Na função de Chefe de Gabinete do reitor, muitas vezes pequenos episódios revelam muito mais sobre o caráter do Magnífico Reitor do que aquela apresentada sob a samarra e o capelo. Quando trabalhava com o professor Miguel Reale (1969-73), Fábio recebeu um telefonema de um delegado, querendo saber onde trabalhava determinada professora, porque ele queria prendê-la. "Eu ponderei dizendo que prender um professor dentro da Universidade poderia não cair bem, mas o delegado mostrou-se intransigente e resolvi falar com o próprio reitor." Fábio entrou na sala do reitor e comunicou-lhe, "Dr. Reale, tem um delegado na linha querendo prender uma docente... ele ficou muito indignado, pegou o telefone e aos brados respondeu: 'Olhe aqui seu delegado, aqui dentro você não vai prender ninguém. O senhor vai prender na rua, na casa dela, onde quiser, mas dentro da Cidade Universitária, não!'". O episódio ajudou a conhecer um pouco melhor o reitor: "O Dr. Reale mostrou-se íntegro no sentido de defender o seu corpo docente", afirma .

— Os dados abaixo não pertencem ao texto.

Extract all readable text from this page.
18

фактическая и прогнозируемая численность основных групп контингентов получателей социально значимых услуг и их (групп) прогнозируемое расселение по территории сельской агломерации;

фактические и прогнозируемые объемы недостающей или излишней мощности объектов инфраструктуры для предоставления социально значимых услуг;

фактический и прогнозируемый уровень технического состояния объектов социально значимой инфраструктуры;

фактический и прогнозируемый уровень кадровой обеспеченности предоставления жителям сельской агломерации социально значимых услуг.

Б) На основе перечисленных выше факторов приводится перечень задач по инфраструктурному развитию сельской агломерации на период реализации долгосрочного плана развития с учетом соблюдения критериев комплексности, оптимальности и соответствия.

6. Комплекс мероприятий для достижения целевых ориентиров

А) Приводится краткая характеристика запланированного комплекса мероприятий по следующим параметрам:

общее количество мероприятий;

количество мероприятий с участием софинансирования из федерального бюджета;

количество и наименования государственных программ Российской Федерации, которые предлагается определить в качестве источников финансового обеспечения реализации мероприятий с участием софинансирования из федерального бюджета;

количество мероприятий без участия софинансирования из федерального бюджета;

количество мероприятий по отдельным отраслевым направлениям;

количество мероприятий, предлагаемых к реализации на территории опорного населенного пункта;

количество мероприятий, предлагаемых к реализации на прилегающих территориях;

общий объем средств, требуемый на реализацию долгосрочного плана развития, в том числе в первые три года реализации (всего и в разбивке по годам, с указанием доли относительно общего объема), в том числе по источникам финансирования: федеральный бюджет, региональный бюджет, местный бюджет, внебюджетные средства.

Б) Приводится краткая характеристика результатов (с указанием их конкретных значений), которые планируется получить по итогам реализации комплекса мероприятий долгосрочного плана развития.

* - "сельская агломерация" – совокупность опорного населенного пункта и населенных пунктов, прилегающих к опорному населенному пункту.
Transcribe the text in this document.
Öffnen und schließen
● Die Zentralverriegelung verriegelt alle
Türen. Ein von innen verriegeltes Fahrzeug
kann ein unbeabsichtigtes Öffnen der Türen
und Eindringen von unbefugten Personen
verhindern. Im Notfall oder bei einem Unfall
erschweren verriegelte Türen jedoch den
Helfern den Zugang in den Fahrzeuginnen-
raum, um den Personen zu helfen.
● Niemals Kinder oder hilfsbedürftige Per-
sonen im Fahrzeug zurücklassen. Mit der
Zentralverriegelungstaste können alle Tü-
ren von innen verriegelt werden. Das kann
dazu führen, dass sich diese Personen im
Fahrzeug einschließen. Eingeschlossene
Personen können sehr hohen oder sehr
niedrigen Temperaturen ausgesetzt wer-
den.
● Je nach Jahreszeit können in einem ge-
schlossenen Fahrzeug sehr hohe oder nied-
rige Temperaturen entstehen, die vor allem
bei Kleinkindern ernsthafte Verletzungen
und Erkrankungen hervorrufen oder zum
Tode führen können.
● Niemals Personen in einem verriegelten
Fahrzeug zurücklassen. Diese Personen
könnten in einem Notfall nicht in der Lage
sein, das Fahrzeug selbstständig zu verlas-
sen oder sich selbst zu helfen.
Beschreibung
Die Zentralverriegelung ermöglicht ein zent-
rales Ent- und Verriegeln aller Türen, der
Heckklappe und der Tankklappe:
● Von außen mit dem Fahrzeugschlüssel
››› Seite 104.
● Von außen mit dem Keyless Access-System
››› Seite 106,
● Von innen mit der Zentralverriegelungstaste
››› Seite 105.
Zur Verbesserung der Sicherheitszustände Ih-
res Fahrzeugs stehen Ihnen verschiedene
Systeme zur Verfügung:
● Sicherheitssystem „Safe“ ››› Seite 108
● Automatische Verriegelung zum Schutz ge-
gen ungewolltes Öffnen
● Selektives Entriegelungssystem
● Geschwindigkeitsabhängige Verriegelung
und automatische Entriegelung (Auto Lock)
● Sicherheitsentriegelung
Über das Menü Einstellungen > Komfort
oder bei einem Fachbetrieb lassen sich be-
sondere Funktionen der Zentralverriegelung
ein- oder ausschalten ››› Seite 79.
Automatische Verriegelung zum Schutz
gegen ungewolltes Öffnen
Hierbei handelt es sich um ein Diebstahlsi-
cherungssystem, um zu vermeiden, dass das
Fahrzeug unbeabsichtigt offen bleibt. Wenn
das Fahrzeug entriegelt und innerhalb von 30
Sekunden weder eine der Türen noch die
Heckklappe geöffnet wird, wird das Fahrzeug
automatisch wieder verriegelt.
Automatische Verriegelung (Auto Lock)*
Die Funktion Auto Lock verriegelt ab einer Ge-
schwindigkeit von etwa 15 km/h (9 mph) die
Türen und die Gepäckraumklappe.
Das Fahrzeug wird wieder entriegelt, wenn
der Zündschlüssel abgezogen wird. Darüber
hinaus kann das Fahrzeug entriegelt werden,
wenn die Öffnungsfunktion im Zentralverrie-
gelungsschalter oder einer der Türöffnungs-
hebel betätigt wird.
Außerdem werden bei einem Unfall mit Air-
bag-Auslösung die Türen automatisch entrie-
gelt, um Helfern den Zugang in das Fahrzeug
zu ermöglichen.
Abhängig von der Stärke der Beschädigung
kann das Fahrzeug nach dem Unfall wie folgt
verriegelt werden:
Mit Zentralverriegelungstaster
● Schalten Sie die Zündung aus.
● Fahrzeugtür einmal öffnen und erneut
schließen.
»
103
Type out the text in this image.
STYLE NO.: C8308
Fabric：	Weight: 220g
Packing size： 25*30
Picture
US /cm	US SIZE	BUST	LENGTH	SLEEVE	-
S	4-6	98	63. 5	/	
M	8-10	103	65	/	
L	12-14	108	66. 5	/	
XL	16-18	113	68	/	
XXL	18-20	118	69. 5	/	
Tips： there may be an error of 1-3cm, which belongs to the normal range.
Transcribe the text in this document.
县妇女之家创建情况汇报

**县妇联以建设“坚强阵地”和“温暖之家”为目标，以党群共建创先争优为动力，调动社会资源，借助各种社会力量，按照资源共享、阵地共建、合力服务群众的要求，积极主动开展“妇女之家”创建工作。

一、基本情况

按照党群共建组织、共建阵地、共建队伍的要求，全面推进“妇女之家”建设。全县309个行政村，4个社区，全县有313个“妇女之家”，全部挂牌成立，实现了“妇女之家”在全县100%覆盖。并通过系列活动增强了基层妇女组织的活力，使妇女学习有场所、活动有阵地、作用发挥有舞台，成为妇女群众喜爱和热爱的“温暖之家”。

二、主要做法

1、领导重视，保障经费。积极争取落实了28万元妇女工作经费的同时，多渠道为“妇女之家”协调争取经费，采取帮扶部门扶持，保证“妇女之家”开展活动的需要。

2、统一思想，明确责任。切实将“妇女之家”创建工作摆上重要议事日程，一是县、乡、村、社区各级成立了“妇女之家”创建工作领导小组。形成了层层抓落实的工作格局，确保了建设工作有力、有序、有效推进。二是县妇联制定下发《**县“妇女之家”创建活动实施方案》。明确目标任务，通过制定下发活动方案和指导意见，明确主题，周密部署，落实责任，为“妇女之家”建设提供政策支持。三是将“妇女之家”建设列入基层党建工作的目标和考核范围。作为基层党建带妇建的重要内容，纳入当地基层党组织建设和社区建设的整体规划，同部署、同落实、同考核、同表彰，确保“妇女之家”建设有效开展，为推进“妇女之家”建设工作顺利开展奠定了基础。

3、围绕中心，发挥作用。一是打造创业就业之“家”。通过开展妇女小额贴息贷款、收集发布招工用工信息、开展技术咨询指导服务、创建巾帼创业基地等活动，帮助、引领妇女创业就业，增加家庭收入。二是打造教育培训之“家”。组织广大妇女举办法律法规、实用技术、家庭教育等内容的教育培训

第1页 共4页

O último reitor com quem trabalhou foi José Goldenberg (1986-90), atual Secretário Estadual de Meio Ambiente. Na época, o físico era presidente das Centrais Elétricas de São Paulo e Fábio fora chefe de seu gabinete. Quando, em 1986, Goldenberg assume a Reitoria da Universidade, Fábio, já aposentado pela USP, é convidado para ser chefe de gabinete do reitor. "É engraçado, porque depois que eu me aposentei pensava que a USP fosse uma página virada na minha vida e, de repente, lá estou eu de novo", lembra.